4. Any other practice which unduly delays receipt of premiums
by the insurer on a regular basis, or which is followed by an
insurer when such practice involves the use of the financial
resources of the insurer for the benefit of the financial institution.
The foregoing criteria apply regardless of whether premiums
are due the insurer on the single premium advance system or
on the monthly outstanding balance system.
The practices described above benefit the institution collecting
the premiums in that the institution has the use of that money
at little or no cost. Section 2024 of the Insurance Code of
1956, as amended (Code), provides:
The following are defined as unfair methods of competition
and unfair and deceptive acts or practices in the business of
insurance:
Except as otherwise expressly provided by law, knowingly permitting
or offering to make or making any contract of life insurance,
life annuity or accident and health insurance, or agreement
as to such contract other than as plainly expressed in the contract
issued thereon, or paying or allowing or giving or
offering to pay, allow, or give, directly or indirectly, as
inducement to such insurance, or annuity, any rebate of premiums
payable on the contract, or any special favor or advantage in
the dividends or other benefits thereon, or any valuable consideration
or inducement whatever not specified in the contract; or giving,
or selling, or purchasing or offering to give, sell, or purchase
as inducement of such insurance or annuity or in connection
therewith, any stocks, bonds, or other securities of any insurance
company or other corporation, association, or partnership, or
any dividends or profits accrued thereon, or anything of value
whatsoever not specified in the contract.
Section 2066(1) of the Code, MCLA 500.2066(1); MSA 24.12066(1),
includes a similar prohibition.
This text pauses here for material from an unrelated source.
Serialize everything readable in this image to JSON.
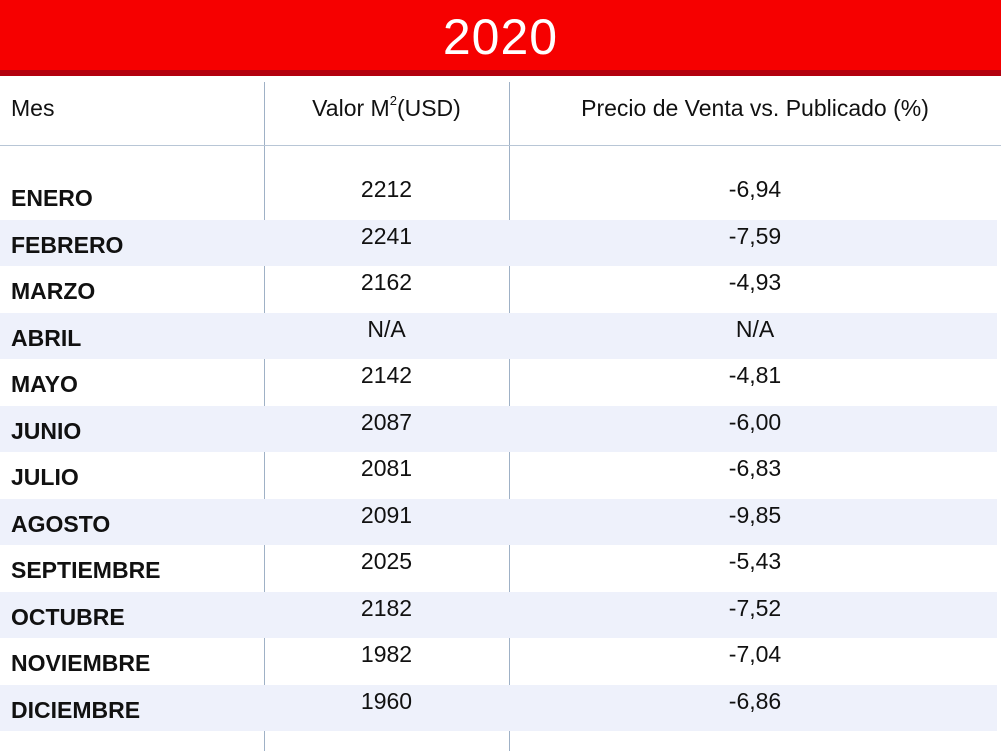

Section 2066(2) of the Code,
MCLA 500.2066(2); MSA 24.12066(2), provides for a mandatory
revocation of the license of an offending party.
It is reasonable to infer that the use of compensating balances
or special deposit accounts is an inducement to insurance. The
Bureau staff shall, upon obtaining proof of the use of compensating
balances or special deposit accounts, and upon ascertaining
that their use is not specified in the applicable insurance
contract, initiate compliance action pursuant to the Administrative
Procedures Act of 1969, as amended (Act), MCLA 24.201 et seq;
MSA 3.560(101) et seq, and the Code, MCLA 500.100 et seq, MSA
24.1100 et seq.
Nothing in these guidelines shall prevent an insurer from
making deposits in a financial institution which are related
to a credit insurance program in an amount of up to 3 months'
expected claims for purposes of drawing drafts for claims payments,
provided such procedure is available to all creditors of a given
minimum size. Also, nothing in these guidelines shall prevent
the insurer from making deposits in a financial institution
which are not related to a credit insurance program.
RIGHTS AND PROCEDURES
The guidelines in this bulletin shall become effective June
15, 1982. In conformity with Section 3(6) of the Act, MCLA 24.203(6);
MSA 2.560(103)(6), these guidelines are a statement of policy
which the agency intends to follow, which does not have the
force or effect of law, and which binds the agency but does
not bind any other person. The operation of this bulletin does
not suspend operation of any guidelines currently in effect.